For most of "Beverly Hills Chihuahua," all I could think about was Drew Barrymore. What might she have been up to while she recited her lines for Chloe, the spoiled yet sad-looking live-action Chihuahua that speaks in her voice. Did she keep a Diet Coke in her recording booth? Did she flip through an Us Weekly between takes, or send Cameron Diaz annoyed text messages. ("OMG, how did u do 3 Shreks? So bored.")
And what about when George Lopez was around? He does the voice of Papi, the Chihuahua who comes to Chloe's rescue after Mexican dogfighters nab her and she finds herself virtually homeless in Mexico City. Did Lopez and Barrymore have to share a microphone when Chloe tells Papi, "Tú eres mi corazón?" It's hard to imagine.
When Andy Garcia came in to do his work as Delgado, the gruff Mexican German Shepherd with the heart of gold, did he pass the time staring at the check from Walt Disney? Does Andy Garcia have direct deposit?
Did he get to share a booth with Edward James Olmos, who does the voice of Diablo, the champion Mexican fighting dog. And how exactly do you say to Plácido Domingo, "Plácido, we've got this great film part for you. It's a dog." Did Paul Rodriguez and Cheech Marin have to think twice about having to play an iguana and a rat, both Mexican? "What, we don't get to be dogs, too?"

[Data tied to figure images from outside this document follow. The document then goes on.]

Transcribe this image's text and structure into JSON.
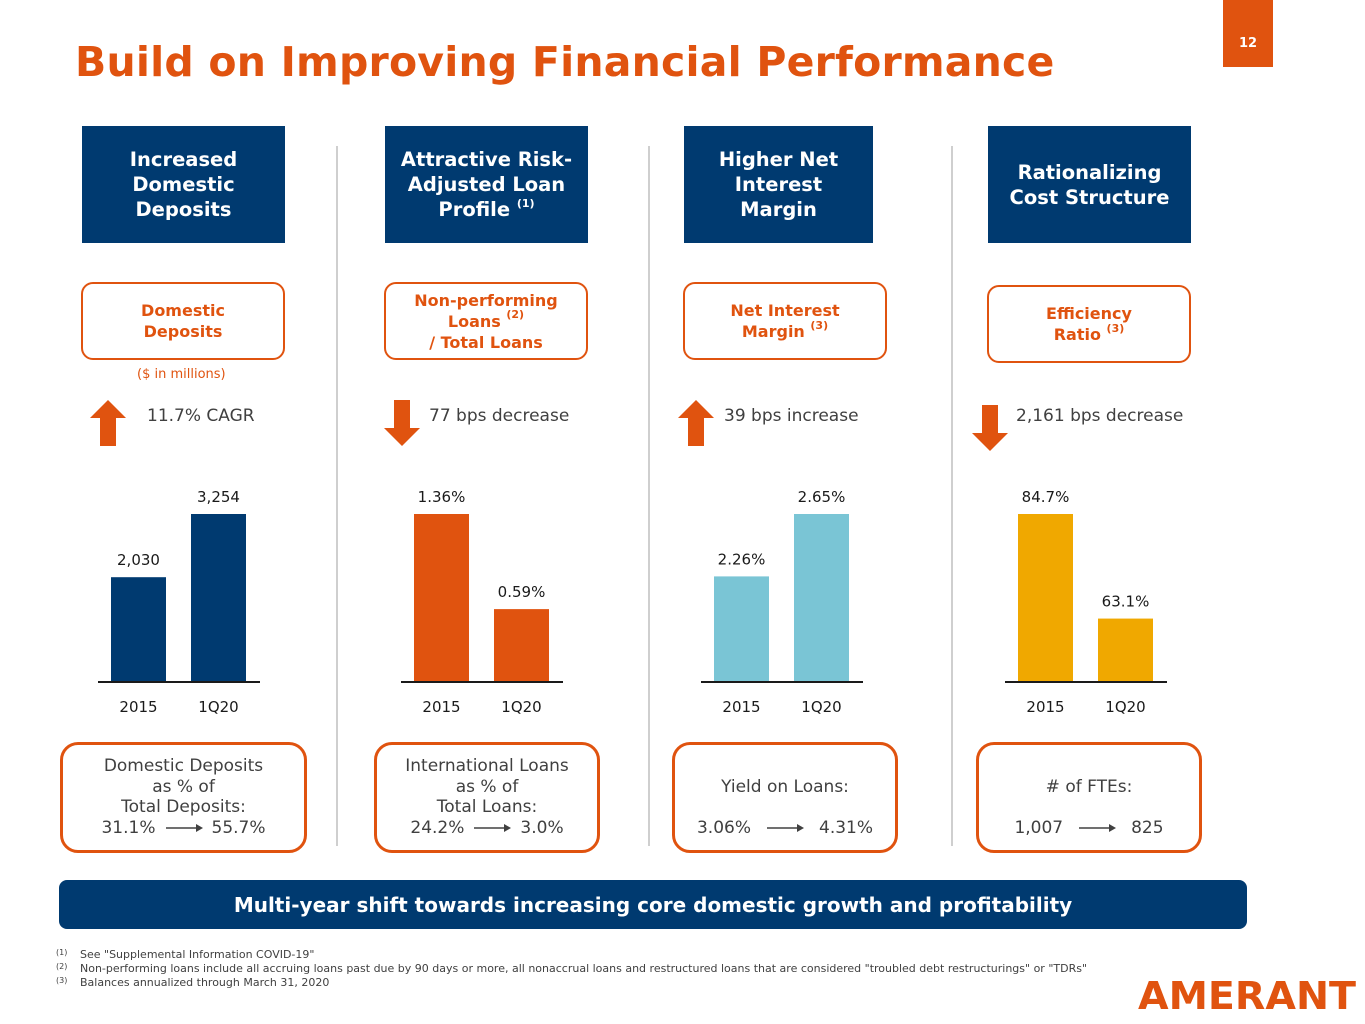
{
  "title": "Build on Improving Financial Performance",
  "page_number": "12",
  "colors": {
    "brand_orange": "#E0530F",
    "navy": "#003A70",
    "teal": "#7AC5D5",
    "gold": "#F0A800"
  },
  "columns": [
    {
      "header_lines": [
        "Increased",
        "Domestic",
        "Deposits"
      ],
      "header_footnote": "",
      "metric_lines": [
        "Domestic",
        "Deposits"
      ],
      "metric_footnote": "",
      "unit_note": "($ in millions)",
      "direction": "up",
      "direction_icon": "arrow-up-icon",
      "change_text": "11.7% CAGR",
      "stat_lines": [
        "Domestic Deposits",
        "as % of",
        "Total Deposits:"
      ],
      "stat_from": "31.1%",
      "stat_to": "55.7%"
    },
    {
      "header_lines": [
        "Attractive Risk-",
        "Adjusted Loan",
        "Profile"
      ],
      "header_footnote": "(1)",
      "metric_lines": [
        "Non-performing",
        "Loans",
        "/ Total Loans"
      ],
      "metric_footnote": "(2)",
      "unit_note": "",
      "direction": "down",
      "direction_icon": "arrow-down-icon",
      "change_text": "77 bps decrease",
      "stat_lines": [
        "International Loans",
        "as % of",
        "Total Loans:"
      ],
      "stat_from": "24.2%",
      "stat_to": "3.0%"
    },
    {
      "header_lines": [
        "Higher Net",
        "Interest",
        "Margin"
      ],
      "header_footnote": "",
      "metric_lines": [
        "Net Interest",
        "Margin"
      ],
      "metric_footnote": "(3)",
      "unit_note": "",
      "direction": "up",
      "direction_icon": "arrow-up-icon",
      "change_text": "39 bps increase",
      "stat_lines": [
        "Yield on Loans:"
      ],
      "stat_from": "3.06%",
      "stat_to": "4.31%"
    },
    {
      "header_lines": [
        "Rationalizing",
        "Cost Structure"
      ],
      "header_footnote": "",
      "metric_lines": [
        "Efficiency",
        "Ratio"
      ],
      "metric_footnote": "(3)",
      "unit_note": "",
      "direction": "down",
      "direction_icon": "arrow-down-icon",
      "change_text": "2,161 bps decrease",
      "stat_lines": [
        "# of FTEs:"
      ],
      "stat_from": "1,007",
      "stat_to": "825"
    }
  ],
  "chart_data": [
    {
      "type": "bar",
      "title": "Domestic Deposits",
      "ylabel": "$ in millions",
      "categories": [
        "2015",
        "1Q20"
      ],
      "values": [
        2030,
        3254
      ],
      "labels": [
        "2,030",
        "3,254"
      ],
      "color": "#003A70",
      "ylim": [
        0,
        3254
      ],
      "grid": false
    },
    {
      "type": "bar",
      "title": "Non-performing Loans / Total Loans",
      "ylabel": "%",
      "categories": [
        "2015",
        "1Q20"
      ],
      "values": [
        1.36,
        0.59
      ],
      "labels": [
        "1.36%",
        "0.59%"
      ],
      "color": "#E0530F",
      "ylim": [
        0,
        1.36
      ],
      "grid": false
    },
    {
      "type": "bar",
      "title": "Net Interest Margin",
      "ylabel": "%",
      "categories": [
        "2015",
        "1Q20"
      ],
      "values": [
        2.26,
        2.65
      ],
      "labels": [
        "2.26%",
        "2.65%"
      ],
      "color": "#7AC5D5",
      "ylim": [
        1.6,
        2.65
      ],
      "grid": false
    },
    {
      "type": "bar",
      "title": "Efficiency Ratio",
      "ylabel": "%",
      "categories": [
        "2015",
        "1Q20"
      ],
      "values": [
        84.7,
        63.1
      ],
      "labels": [
        "84.7%",
        "63.1%"
      ],
      "color": "#F0A800",
      "ylim": [
        50,
        84.7
      ],
      "grid": false
    }
  ],
  "banner": "Multi-year shift towards increasing core domestic growth and profitability",
  "footnotes": [
    {
      "marker": "(1)",
      "text": "See \"Supplemental Information COVID-19\""
    },
    {
      "marker": "(2)",
      "text": "Non-performing loans include all accruing loans past due by 90 days or more, all nonaccrual loans and restructured loans that are considered \"troubled debt restructurings\" or \"TDRs\""
    },
    {
      "marker": "(3)",
      "text": "Balances annualized through March 31, 2020"
    }
  ],
  "logo_text": "AMERANT"
}
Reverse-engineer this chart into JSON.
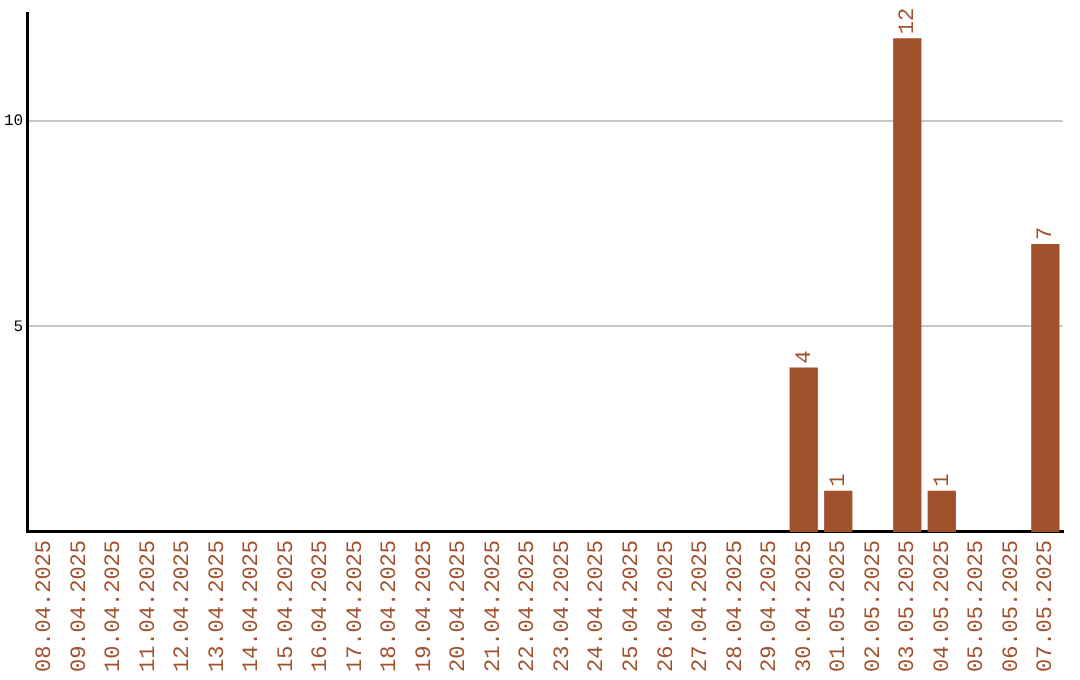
{
  "chart_data": {
    "type": "bar",
    "categories": [
      "08.04.2025",
      "09.04.2025",
      "10.04.2025",
      "11.04.2025",
      "12.04.2025",
      "13.04.2025",
      "14.04.2025",
      "15.04.2025",
      "16.04.2025",
      "17.04.2025",
      "18.04.2025",
      "19.04.2025",
      "20.04.2025",
      "21.04.2025",
      "22.04.2025",
      "23.04.2025",
      "24.04.2025",
      "25.04.2025",
      "26.04.2025",
      "27.04.2025",
      "28.04.2025",
      "29.04.2025",
      "30.04.2025",
      "01.05.2025",
      "02.05.2025",
      "03.05.2025",
      "04.05.2025",
      "05.05.2025",
      "06.05.2025",
      "07.05.2025"
    ],
    "values": [
      0,
      0,
      0,
      0,
      0,
      0,
      0,
      0,
      0,
      0,
      0,
      0,
      0,
      0,
      0,
      0,
      0,
      0,
      0,
      0,
      0,
      0,
      4,
      1,
      0,
      12,
      1,
      0,
      0,
      7
    ],
    "value_labels": [
      null,
      null,
      null,
      null,
      null,
      null,
      null,
      null,
      null,
      null,
      null,
      null,
      null,
      null,
      null,
      null,
      null,
      null,
      null,
      null,
      null,
      null,
      "4",
      "1",
      null,
      "12",
      "1",
      null,
      null,
      "7"
    ],
    "color": "#a0522d",
    "ylim": [
      0,
      12.6
    ],
    "yticks": [
      5,
      10
    ],
    "grid": "y",
    "legend": false
  }
}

There are humans. Manolo Cardona plays Sam, a landscaper who goes with pampered Rachel (Piper Perabo) to look for Chloe (who belongs to Aunt Jamie Lee Curtis). Rachel is a nitwit, but Sam is crazy about her anyway.
If I were a Latino actor and my agent sent me a script about a rich Chihuahua with white fur who goes slumming with mangy brown dogs south of the border, who attends a breed's uprising inside Aztec ruins ("We Chihuahuas shake not for the amusement of humans. We shake because we have souls!" Or something like that), the movie might give me pause. Forget the metaphors, why not just make a movie about poor, exploited Mexicans?
The agent would roll her eyes. "Kids don't want to see that movie. They want to see the movie where the Chihuahua rides a train, wears a diamond necklace, faces mountain lions, licks the stuffing out of Jamie Lee Curtis, and sounds cute, like Drew Barrymore. In this economy, that movie will be a smash." And the agent would be correct.